Bu sorumuz karşısında gülmeye başlıyor... Tabi ki hiç unutamadığım bir anımı paylaşayım sizinle bu olay aklıma geldikçe gülüyorum.  1986 yılında Kartal Tibet’in yönetmenliğini yaptığı ‘Milyarder’ filmi  Sapanca’da  Tren garında çekiliyordu. Filmde Şener Şen, Tuluğ Çizgen, Münir Özkul, Adile Naşit, Tuncay Akça  gibi birçok isim rol alıyordu. Ben filmde Şener Şen’in kızını oynuyordum. Bizim bir sahnemiz vardı ben Şener Şen’e ‘Fakirliğin gözü kor olsun, ben seni fakir halinle de seviyorum’ diyecektim. Bu sözü gülmekten bir türlü söyleyemedim. Şener Şen ile birbirimize baktıkça gülüyorduk. Bu durumu gören Kartal Tibet sinirlenerek dışarıya çıktı. Dışarıda fena yağmur yağıyordu. Yaklaşık 1 saat o yağmurun altında durdu, sinirleri yatışınca içeriye girdi. Bu kez  Şener Şen ile bir birimizin kulağına bakarak sahneyi tamamladık. Yani anlayacağınız 10 dakikada bitmesi gereken o sahne gülmekten 4 saate çekilebilmişti.
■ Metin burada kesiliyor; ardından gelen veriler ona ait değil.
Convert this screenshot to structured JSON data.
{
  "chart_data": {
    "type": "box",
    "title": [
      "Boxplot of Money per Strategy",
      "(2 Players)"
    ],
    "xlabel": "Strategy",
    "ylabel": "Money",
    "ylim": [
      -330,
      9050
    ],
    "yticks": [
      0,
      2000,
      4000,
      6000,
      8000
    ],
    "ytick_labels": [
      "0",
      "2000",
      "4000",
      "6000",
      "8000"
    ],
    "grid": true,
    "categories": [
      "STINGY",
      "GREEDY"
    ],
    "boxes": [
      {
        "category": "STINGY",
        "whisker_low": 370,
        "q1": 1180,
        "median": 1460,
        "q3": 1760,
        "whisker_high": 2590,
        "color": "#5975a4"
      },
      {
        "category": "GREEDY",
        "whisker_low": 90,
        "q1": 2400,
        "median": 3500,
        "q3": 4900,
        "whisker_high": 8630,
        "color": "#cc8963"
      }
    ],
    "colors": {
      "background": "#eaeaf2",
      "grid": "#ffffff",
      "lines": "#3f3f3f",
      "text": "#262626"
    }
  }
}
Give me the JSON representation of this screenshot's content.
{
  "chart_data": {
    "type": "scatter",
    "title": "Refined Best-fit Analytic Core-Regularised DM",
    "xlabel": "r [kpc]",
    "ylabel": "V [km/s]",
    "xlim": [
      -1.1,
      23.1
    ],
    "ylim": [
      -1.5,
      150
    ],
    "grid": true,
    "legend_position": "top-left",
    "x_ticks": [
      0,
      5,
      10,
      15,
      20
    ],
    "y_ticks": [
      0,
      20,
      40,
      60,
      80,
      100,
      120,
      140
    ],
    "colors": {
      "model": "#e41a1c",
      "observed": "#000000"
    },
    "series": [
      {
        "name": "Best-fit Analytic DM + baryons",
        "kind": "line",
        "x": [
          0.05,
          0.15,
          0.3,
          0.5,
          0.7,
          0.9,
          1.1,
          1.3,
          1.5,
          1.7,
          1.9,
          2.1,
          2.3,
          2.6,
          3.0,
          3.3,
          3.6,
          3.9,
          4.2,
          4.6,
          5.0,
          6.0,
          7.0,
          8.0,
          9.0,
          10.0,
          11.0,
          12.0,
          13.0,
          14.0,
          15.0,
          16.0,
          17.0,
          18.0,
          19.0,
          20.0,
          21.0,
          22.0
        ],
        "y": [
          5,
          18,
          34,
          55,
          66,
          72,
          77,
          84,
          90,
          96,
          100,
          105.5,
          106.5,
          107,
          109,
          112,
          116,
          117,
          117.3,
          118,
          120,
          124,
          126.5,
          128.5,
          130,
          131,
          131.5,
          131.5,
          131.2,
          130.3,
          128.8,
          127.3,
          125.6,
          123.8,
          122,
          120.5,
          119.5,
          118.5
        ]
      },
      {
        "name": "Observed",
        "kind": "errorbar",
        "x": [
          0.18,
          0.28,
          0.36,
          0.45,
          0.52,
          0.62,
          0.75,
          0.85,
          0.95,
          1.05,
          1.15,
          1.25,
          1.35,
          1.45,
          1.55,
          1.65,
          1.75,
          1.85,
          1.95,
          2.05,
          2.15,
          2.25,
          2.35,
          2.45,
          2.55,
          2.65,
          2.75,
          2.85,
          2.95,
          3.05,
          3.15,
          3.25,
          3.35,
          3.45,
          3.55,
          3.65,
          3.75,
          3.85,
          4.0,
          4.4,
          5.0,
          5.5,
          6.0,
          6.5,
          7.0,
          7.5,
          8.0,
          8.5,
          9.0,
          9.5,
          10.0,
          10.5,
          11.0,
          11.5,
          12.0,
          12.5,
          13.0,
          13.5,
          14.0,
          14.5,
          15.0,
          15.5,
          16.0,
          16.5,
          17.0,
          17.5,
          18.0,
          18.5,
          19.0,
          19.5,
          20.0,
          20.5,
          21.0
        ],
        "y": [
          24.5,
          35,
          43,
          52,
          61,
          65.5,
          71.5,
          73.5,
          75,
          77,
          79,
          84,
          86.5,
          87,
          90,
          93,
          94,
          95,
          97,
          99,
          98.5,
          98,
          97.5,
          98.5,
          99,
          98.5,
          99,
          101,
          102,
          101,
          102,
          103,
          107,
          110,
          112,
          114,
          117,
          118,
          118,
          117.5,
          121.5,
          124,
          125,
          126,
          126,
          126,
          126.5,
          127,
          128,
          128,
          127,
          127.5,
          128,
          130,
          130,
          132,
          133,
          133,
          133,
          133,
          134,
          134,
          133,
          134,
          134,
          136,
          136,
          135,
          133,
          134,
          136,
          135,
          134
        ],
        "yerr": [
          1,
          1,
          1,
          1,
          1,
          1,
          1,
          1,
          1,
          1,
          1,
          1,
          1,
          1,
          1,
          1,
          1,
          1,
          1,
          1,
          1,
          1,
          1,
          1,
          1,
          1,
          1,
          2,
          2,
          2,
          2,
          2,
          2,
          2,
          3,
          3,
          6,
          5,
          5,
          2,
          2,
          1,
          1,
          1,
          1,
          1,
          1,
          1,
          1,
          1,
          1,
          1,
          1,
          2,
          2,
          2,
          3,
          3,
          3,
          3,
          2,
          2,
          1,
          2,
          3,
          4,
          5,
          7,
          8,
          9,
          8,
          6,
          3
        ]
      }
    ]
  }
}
Bu keyifli sohbet için çok teşekkür ederim Müge hanım.

Ben teşekkür ederim Habib bey

DOĞUM YERİ: İstanbul

BOYUNUZ: 1.68 

KİLONUZ: 64 

GÖZ RENGİNİZ:  Ela

SEVDİĞİNİZ RENKLER: Renklerin hepsini severim maviyi biraz daha çok

FOBİLERİNİZ: Çok yüksekten bakamam düşeceğim fobim var onun dışında gençlikte olan tüm fobilerimi yendim.

HOBİLERİM:  yoga yapıyorum. Evde çok vakit geçirebilen tipik bir yengeç burcuyum kitap okurum film izlerim 3 tane kedim var onlarla ilgilenirim.